Egypt's long-dormant data-protection regime now has a clock on it. With the Executive Regulations to Personal Data Protection Law No. 151 of 2020 issued by Decree No. 816 of 2025, regulated entities have a one-year transition and must be fully compliant by November 1, 2026. The Personal Data Protection Center (PDPC) — promised since 2020 — becomes a live regulator with the power to license, inspect, and fine. The timing is what makes this more than a routine compliance story: the deadline lands as Egypt scales Haweya, the Central Bank–backed digital identity platform that combines face and fingerprint biometrics to onboard citizens into banking and telecoms.
The strongest case for the new regime
It should be said plainly: Egypt building a real data-protection framework is overdue and largely welcome. For years the country processed enormous volumes of personal data — SIM registration, banking KYC, e-government — with no statutory floor and no supervisory authority. The PDPL, modelled in part on the EU's GDPR, finally gives individuals consent rights, a 72-hour breach-notification duty, purpose-limitation, and rules for children's and sensitive data. Crucially, it reaches the things people actually worry about. Under the Executive Regulations, operating a visual surveillance system in a public place requires a specific PDPC license (Article 31), and CCTV footage is bound by purpose limitation — it cannot be repurposed beyond the security reason it was collected for. A country wiring up cameras and biometric kiosks needs exactly this kind of legal constraint on who watches whom. We support it.
But the architecture is permission-first, not accountability-first
The concern is the regulatory model, not the goal. Egypt has chosen ex-ante licensing as its default lever. A controller needs a license to process at scale; a separate license at 50% of the controller fee to move data across the border; another dedicated license for direct electronic marketing; another for public surveillance. Cross-border transfer applications can take up to ninety working days to review. This is a heavier touch than the GDPR, which it otherwise resembles. Europe largely abandoned prior authorization for accountability: register your processing, document it, and answer to a regulator after the fact. Egypt has instead built a system where a growing share of ordinary digital commerce requires a government permit before it can begin.
For a state that explicitly wants Haweya to make it a regional fintech hub, that is a tension worth naming. A fintech that wants to verify a customer, market a new product, and reconcile data with an offshore cloud provider now needs the regulator's blessing on each leg. None of those steps is inherently dangerous; bundling them all into license queues risks turning a privacy law into a throttle on the digital economy it is supposed to protect. The proportionate alternative is well understood: reserve ex-ante licensing for genuinely high-risk processing, and let the rest run on registration plus enforcement.
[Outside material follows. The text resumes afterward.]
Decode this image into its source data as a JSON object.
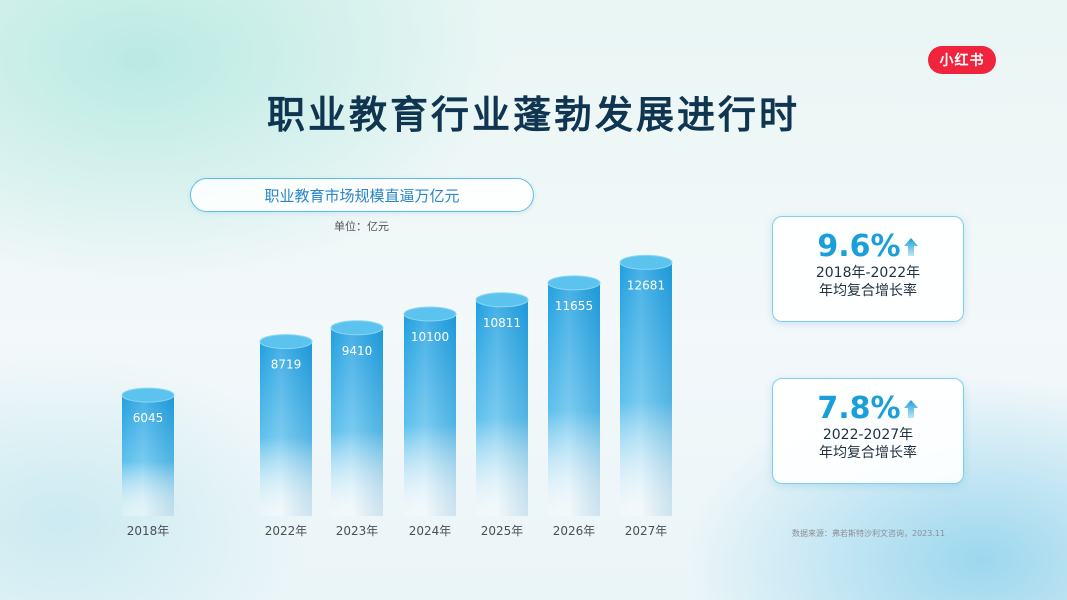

The asymmetry at the center
The deeper problem is who the law binds hardest. The compliance countdown disciplines private business — banks, marketers, platforms, the SMEs that will spend the next five months papering their processing. Meanwhile the single largest new collector of sensitive biometric data in the country is the state's own ID program. Haweya stores residents' face and fingerprint templates and is the gateway to bank accounts at 37 institutions, SIM purchases, and government services. Egypt's financial-inclusion rate of roughly 76% means tens of millions of people will route their identity through this one platform.
That is a defensible public goal — biometric eKYC genuinely lowers the cost of banking the unbanked. But it concentrates the country's most irreversible personal data (you cannot reissue a face) in a state-linked system, precisely as a data law takes effect that carves out wide latitude for public authorities acting on national-security and public-order grounds. A regime that imposes license fees and three-to-six-month criminal exposure on a private marketer, while the government's own biometric mega-database operates under softer constraints, has its incentives inverted. The risk to citizens from a breached or repurposed national biometric store dwarfs the risk from an unlicensed mailing list.
What proportionate would look like
None of this argues against the PDPL. It argues for finishing it honestly. Three things would make the November deadline a net win for Egyptians and for the digital sector:
- Bind the state to its own rules. Haweya and public surveillance deployments should be subject to the same purpose-limitation, retention, and breach duties as any private controller — with published audits, not self-certification.
- An independent, adequately resourced PDPC. A licensing regulator that becomes a bottleneck breeds informal workarounds and selective enforcement. Independence and capacity determine whether this is rule-of-law or rubber-stamp.
- Trim the permit perimeter. Move routine, low-risk processing — most cross-border cloud transfers to adequate jurisdictions, first-party marketing with consent — to a register-and-be-accountable track, freeing the PDPC to scrutinize the high-risk biometric systems that actually warrant prior review.
Egypt has done the hard part: it wrote a credible law and set a real deadline. The next five months decide whether it produces a privacy framework that protects people from the most powerful data collector in the country — or one that mostly inconveniences the small businesses least able to threaten anyone's privacy.